Ceremony to mark 100 years of village memorial
A special ceremony is to be held this weekend to mark the 100-year anniversary since a village war memorial was unveiled.
The stone cross in Woolley sits at the top of High Street opposite St Peter’s Church and is inscribed with the names of 16 men who died in World War One on its plinth.
The photo taken on May 29, 1921 shows a huge number of villagers who turned out to pay their respects when it was first created.
Another eight names were added for those who gave their lives during World War Two, two decades later.
People are being invited to attend a short rededication, and can lay floral tributes this Saturday, May 29, at 11am.
David Slater, who is part of church council, says that it will not only honour those who died in battle, but to the volunteer workers who helped build the stone.
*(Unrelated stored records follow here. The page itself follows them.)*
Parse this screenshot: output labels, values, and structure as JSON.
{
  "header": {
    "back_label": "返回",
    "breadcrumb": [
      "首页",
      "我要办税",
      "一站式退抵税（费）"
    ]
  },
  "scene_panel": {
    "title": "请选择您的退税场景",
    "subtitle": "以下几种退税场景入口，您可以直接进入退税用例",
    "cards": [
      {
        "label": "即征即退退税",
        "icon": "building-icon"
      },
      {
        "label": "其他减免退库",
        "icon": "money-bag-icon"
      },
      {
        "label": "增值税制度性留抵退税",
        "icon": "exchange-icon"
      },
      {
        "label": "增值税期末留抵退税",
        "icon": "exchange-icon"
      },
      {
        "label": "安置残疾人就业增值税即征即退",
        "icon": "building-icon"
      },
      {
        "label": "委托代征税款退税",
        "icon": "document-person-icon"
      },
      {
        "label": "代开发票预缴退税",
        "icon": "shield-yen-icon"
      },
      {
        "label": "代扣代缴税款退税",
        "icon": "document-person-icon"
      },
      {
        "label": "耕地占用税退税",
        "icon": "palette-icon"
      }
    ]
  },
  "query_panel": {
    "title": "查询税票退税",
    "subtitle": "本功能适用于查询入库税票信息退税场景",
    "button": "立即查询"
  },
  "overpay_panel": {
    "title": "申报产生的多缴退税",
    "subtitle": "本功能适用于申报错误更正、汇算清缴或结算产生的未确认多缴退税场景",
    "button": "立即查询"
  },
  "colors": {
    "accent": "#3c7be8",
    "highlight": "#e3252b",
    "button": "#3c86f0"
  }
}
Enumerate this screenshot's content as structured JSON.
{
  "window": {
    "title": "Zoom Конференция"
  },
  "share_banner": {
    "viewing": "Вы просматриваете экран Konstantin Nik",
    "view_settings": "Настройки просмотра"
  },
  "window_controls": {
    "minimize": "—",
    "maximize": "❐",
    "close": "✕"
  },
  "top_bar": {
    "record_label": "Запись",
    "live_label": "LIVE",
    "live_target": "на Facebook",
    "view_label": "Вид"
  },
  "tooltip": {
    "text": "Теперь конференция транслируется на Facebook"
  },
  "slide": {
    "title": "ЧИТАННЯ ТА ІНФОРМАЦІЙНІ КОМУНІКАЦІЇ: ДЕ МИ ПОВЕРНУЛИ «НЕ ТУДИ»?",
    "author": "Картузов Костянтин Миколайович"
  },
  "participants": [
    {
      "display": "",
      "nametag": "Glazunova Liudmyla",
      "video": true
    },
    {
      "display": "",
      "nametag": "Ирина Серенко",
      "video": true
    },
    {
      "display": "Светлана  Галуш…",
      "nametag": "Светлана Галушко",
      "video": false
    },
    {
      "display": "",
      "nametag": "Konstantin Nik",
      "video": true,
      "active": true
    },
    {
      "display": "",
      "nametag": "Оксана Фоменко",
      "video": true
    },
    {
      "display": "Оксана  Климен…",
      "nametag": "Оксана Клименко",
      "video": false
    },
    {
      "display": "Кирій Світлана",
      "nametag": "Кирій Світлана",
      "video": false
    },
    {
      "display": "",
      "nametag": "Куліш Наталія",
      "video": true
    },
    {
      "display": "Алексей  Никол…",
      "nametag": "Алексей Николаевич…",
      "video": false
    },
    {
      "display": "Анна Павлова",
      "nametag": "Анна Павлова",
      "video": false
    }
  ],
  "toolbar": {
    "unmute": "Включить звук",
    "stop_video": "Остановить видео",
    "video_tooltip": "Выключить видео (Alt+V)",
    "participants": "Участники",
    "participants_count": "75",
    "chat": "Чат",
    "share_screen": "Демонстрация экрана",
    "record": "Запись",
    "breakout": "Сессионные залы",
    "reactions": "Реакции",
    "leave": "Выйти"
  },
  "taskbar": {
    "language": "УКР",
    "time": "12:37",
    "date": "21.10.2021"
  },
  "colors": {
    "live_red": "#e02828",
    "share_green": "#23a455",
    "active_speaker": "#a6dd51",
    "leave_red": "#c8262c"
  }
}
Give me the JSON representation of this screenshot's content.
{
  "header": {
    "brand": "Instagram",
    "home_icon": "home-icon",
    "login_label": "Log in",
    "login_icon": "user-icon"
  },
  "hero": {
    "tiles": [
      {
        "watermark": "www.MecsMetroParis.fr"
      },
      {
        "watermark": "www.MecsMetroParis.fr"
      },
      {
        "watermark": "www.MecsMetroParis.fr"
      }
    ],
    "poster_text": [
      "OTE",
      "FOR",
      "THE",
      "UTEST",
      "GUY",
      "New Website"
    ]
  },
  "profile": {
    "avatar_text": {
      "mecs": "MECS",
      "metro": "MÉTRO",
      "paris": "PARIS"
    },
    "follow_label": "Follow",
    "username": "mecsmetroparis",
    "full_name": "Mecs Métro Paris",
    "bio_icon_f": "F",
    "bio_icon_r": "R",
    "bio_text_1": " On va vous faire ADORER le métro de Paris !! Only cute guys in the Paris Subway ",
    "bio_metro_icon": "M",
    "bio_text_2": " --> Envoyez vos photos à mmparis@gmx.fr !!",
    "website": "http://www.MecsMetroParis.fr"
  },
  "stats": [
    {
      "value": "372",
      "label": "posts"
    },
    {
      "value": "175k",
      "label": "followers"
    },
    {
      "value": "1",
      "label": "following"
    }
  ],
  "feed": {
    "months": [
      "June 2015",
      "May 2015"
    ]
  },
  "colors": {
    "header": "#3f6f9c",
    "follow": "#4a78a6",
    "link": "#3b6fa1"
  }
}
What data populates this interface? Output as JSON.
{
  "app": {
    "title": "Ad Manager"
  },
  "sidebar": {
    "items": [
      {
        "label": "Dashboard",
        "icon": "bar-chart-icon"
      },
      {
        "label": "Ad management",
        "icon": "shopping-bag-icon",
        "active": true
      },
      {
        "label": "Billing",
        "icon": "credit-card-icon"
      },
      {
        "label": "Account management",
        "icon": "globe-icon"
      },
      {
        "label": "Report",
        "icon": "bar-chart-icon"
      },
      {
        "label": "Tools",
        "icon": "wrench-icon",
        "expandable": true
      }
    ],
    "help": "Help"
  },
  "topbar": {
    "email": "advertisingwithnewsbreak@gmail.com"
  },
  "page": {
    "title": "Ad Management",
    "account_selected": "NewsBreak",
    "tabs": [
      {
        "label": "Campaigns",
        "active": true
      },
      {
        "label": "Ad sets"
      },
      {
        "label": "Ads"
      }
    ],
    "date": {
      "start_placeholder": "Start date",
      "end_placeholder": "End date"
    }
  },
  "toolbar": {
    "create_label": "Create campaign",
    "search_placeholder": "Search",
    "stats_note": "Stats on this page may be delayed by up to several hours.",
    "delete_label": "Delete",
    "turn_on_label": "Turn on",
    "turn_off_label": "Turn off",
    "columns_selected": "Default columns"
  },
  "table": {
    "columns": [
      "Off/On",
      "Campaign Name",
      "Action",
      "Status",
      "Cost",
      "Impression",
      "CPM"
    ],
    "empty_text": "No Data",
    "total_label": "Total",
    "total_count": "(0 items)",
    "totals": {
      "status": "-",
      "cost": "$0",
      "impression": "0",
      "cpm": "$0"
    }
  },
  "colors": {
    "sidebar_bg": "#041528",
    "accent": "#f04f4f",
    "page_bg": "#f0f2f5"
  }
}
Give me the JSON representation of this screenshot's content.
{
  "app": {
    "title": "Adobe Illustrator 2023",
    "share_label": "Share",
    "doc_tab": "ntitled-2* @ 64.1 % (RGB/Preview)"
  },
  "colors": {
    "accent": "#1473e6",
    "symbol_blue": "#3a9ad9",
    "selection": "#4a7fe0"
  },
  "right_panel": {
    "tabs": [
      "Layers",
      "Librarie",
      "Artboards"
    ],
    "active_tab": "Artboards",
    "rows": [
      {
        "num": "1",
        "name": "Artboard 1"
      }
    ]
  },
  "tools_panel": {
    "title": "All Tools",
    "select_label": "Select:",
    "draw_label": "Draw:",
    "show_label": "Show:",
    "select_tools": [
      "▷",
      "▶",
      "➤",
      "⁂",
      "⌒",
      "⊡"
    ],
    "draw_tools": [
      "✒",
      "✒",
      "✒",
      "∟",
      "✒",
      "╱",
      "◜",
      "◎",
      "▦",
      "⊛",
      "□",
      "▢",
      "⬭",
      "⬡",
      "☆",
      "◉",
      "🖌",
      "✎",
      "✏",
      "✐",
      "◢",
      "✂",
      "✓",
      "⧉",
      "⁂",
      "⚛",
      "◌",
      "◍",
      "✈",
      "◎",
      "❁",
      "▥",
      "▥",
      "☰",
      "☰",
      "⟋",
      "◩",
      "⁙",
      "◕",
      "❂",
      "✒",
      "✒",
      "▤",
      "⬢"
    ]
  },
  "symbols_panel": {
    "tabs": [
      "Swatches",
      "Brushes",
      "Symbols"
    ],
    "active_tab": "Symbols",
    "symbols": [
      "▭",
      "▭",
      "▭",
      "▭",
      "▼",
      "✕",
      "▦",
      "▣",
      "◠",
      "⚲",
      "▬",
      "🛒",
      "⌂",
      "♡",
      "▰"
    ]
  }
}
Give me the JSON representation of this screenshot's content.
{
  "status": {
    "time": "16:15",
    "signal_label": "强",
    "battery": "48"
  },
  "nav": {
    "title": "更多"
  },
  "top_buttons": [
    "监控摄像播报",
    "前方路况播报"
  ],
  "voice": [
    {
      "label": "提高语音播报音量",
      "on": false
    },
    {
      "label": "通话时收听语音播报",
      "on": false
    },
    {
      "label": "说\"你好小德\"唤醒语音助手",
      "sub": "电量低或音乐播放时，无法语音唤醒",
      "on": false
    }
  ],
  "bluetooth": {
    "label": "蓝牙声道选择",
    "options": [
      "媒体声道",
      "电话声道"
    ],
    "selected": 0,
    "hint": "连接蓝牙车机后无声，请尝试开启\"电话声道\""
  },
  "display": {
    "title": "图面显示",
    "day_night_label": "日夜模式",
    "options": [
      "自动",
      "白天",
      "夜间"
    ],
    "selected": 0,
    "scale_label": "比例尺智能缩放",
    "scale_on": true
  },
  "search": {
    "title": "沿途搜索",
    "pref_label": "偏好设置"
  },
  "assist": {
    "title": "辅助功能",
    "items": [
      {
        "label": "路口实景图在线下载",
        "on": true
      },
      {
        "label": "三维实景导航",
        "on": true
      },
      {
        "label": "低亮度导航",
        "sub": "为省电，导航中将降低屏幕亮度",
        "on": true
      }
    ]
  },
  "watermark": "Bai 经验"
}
He said: “It was only by chance that I looked at a photo and saw that the date was approaching and that it was 100 years.
“We are trying to get in touch with as many relatives as possible of those commemorated on the memorial as well as relatives of the voluntary workers who helped with bringing the memorial project to fruition.
“While we know of a few, we have no contact with many of them.
“Bearing in mind that the memorial commemorates men from Woolley Colliery and Brick Row as well as Woolley itself, it would be greatly appreciated if anyone who knows of relatives of the people could get in touch.”
People can lay floral wreaths - but not poppies as these designated for Remembrance Sunday only.
The names on the memorial from 1914-1918: R J Banks, J Empsall, R Harman, C Langfield, J M Nussey, G Robinson, C W Stennett, H Sutton, W Chalkley, B Croft, J Joyner, F W Loft, A Mitchell, W Mitchell, W Wiles, J Melson.
1939-1945: H Bellin, F W Lightowler, J Margison, H Osborn, S Ward, G Margison, A Brown, N Coatesworth.